Losing a Loved One: Healthy and Unhealthy Coping
Death and loss are not the lightest of topics. It’s why we usually wait until our kids are a little older to discuss the concept of someone no longer being on Earth. Unfortunately, everyone has a time when they will cease to exist; that is one cold fact of life that all of us have to accept at some point.
It would perhaps be a little easier to take if we were guaranteed a long life where the only reason we pass away is simply due to old age. Life isn’t that kind, though. I believe that the fear of death comes not only from not knowing what lies beyond it, if anything, but also just how unexpected it can be. Fatal accidents and terminal illnesses rip our loved ones away from us before we’re ready to say goodbye. Then again, maybe there is no ready for this kind of thing.
Regardless, whether it’s natural causes or a sudden death, we mourn our loved ones and sometimes even people we don’t know that well, like celebrities or murder victims. Despite what’s generally believed, there’s no “right” way to grieve someone’s passing, only different ways. That said, death can be traumatic, and you might find yourself coping with it in ways that don’t benefit you in the long run. In fact, they might end up harming you in the end.
Coping with grief and loss unhealthily
There are a few unhealthy coping methods you may adopt after losing someone close to you. Some are blatant, while others are more illicit.
- Denial. This is a big one. After all, there’s a reason it’s the first in the five stages of grief. Denial can happen due to shock, especially if the loss was sudden and unexpected, and is normal. However, prolonged denial is unhealthy, because never acknowledging the passing of a loved one means never letting yourself truly begin to heal the wound left behind by their death.
- Over or under indulging. This usually pertains to food (i.e. loss of or excessive appetite) but it can be for other things as well. Hyperfocusing on anything to stay distracted, like alcohol, or not focusing enough on important things, like hygiene, for example. The balance in your life can shift dramatically after a loss without you noticing or caring.
- Risk taking. After a loss, you may find your normally level-headed self needlessly spending big amounts of money, doing dangerous things like drinking and driving, or interacting with people who aren’t good for you. This is usually because you want to “feel something” by doing thrilling things, or because the loss has left you not caring about what happens to you. These things can have long-term, irreversible impacts on your life depending on the severity.
- Sudden controlling behavior. Unable to control your loved one’s death means you might want to feel like you’re “regaining” control by micro-managing every other aspect of your or other people’s lives. This is not a realistic way of living, and it ends up frustrating both you and those around you, ultimately leading to unhappiness.
- Bottling your feelings up. Grieving doesn’t necessarily mean openly weeping in public. However, similar to denial, if you don’t let yourself properly process what happened and try to move on too quickly, the gap in your heart won’t close properly, and a plethora of issues could arise from it, such as the ones stated above.
Coping with grief and loss healthily
The point of coping isn’t to act like everything is perfectly fine–in fact, that’s just denial and bottling your feelings up, which I put in the unhealthy coping section for a reason. It’s not on you if you develop depression and anxiety following the loss of a loved one. Hell, I was already depressed before my dad suddenly passed away when I was seventeen, but his death threw me into an even deeper depression. What’s important is what you can do afterwards to make it even a little bit easier on yourself during the grieving process.

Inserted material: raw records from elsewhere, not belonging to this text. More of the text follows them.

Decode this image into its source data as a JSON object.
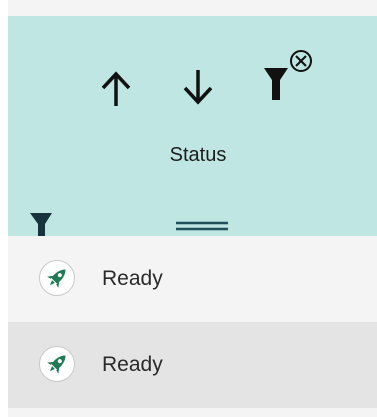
{
  "header": {
    "column_title": "Status",
    "sort_ascending_icon": "arrow-up-icon",
    "sort_descending_icon": "arrow-down-icon",
    "clear_filter_icon": "filter-clear-icon",
    "filter_icon": "filter-icon",
    "drag_handle_icon": "drag-handle-icon",
    "background_color": "#bfe6e2"
  },
  "rows": [
    {
      "status_icon": "rocket-icon",
      "label": "Ready"
    },
    {
      "status_icon": "rocket-icon",
      "label": "Ready"
    }
  ],
  "colors": {
    "icon_dark": "#0f1f1f",
    "rocket_green": "#1f7a55",
    "row_alt": "#e4e4e4"
  }
}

- Express yourself when you’re ready. People grieve differently, which means you might be the type that doesn’t show the sadness on your face. That’s perfectly valid, as there’s no rule on how to grieve. However, it’s good to remind yourself that you’re not alone. Expressing how you feel about your loss to people you trust will help lighten the weight on your heart, because you won’t be going through the pain alone.
- Don’t rush the process. There’s no set time for when you “get over” a loss. In fact, you might always tear up or cry when you remember them, no matter how long it’s been since their passing. That’s perfectly fine. The pain does become easier with time, but be patient with yourself while you grieve. Death is hard on everyone.

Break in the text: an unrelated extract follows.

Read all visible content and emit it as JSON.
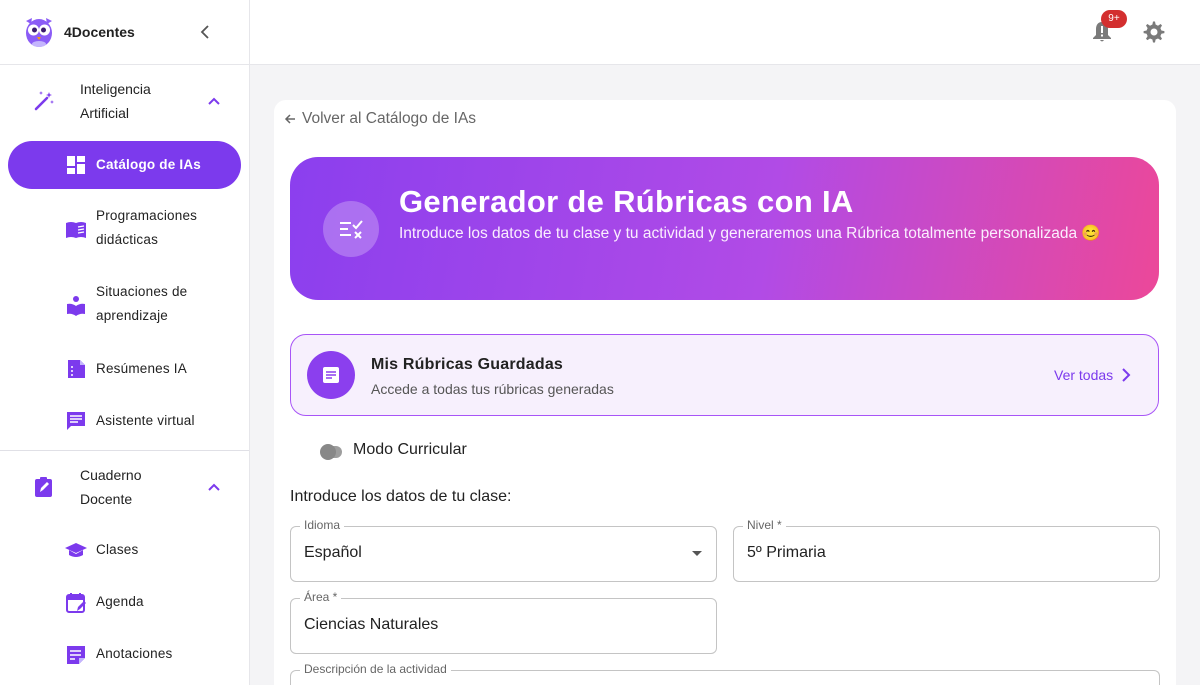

- Try not to isolate yourself. You might want space after a loss, and that’s totally normal. But always remember that people are there for you, and they want to be there for you. Being with others can help ease the pain and remind you about the good things in life.
- Don’t be ashamed to seek therapy. Some people can move on from loss without therapy, and some can’t. There’s no shame in getting professional help if you feel like it would help you cope with your loss. Death is one of the hardest things to deal with for a lot of people, after all.
I’ve written this article for those who are going through their own grief, those who want to prepare themselves, and those who are simply curious. More than that, though, I’ve written this article as an homage to my teenage self who simply had no idea what to do when her dad passed away and thus couldn’t process it properly for a long time.
I want to let her know that it does get easier, and that we’re okay.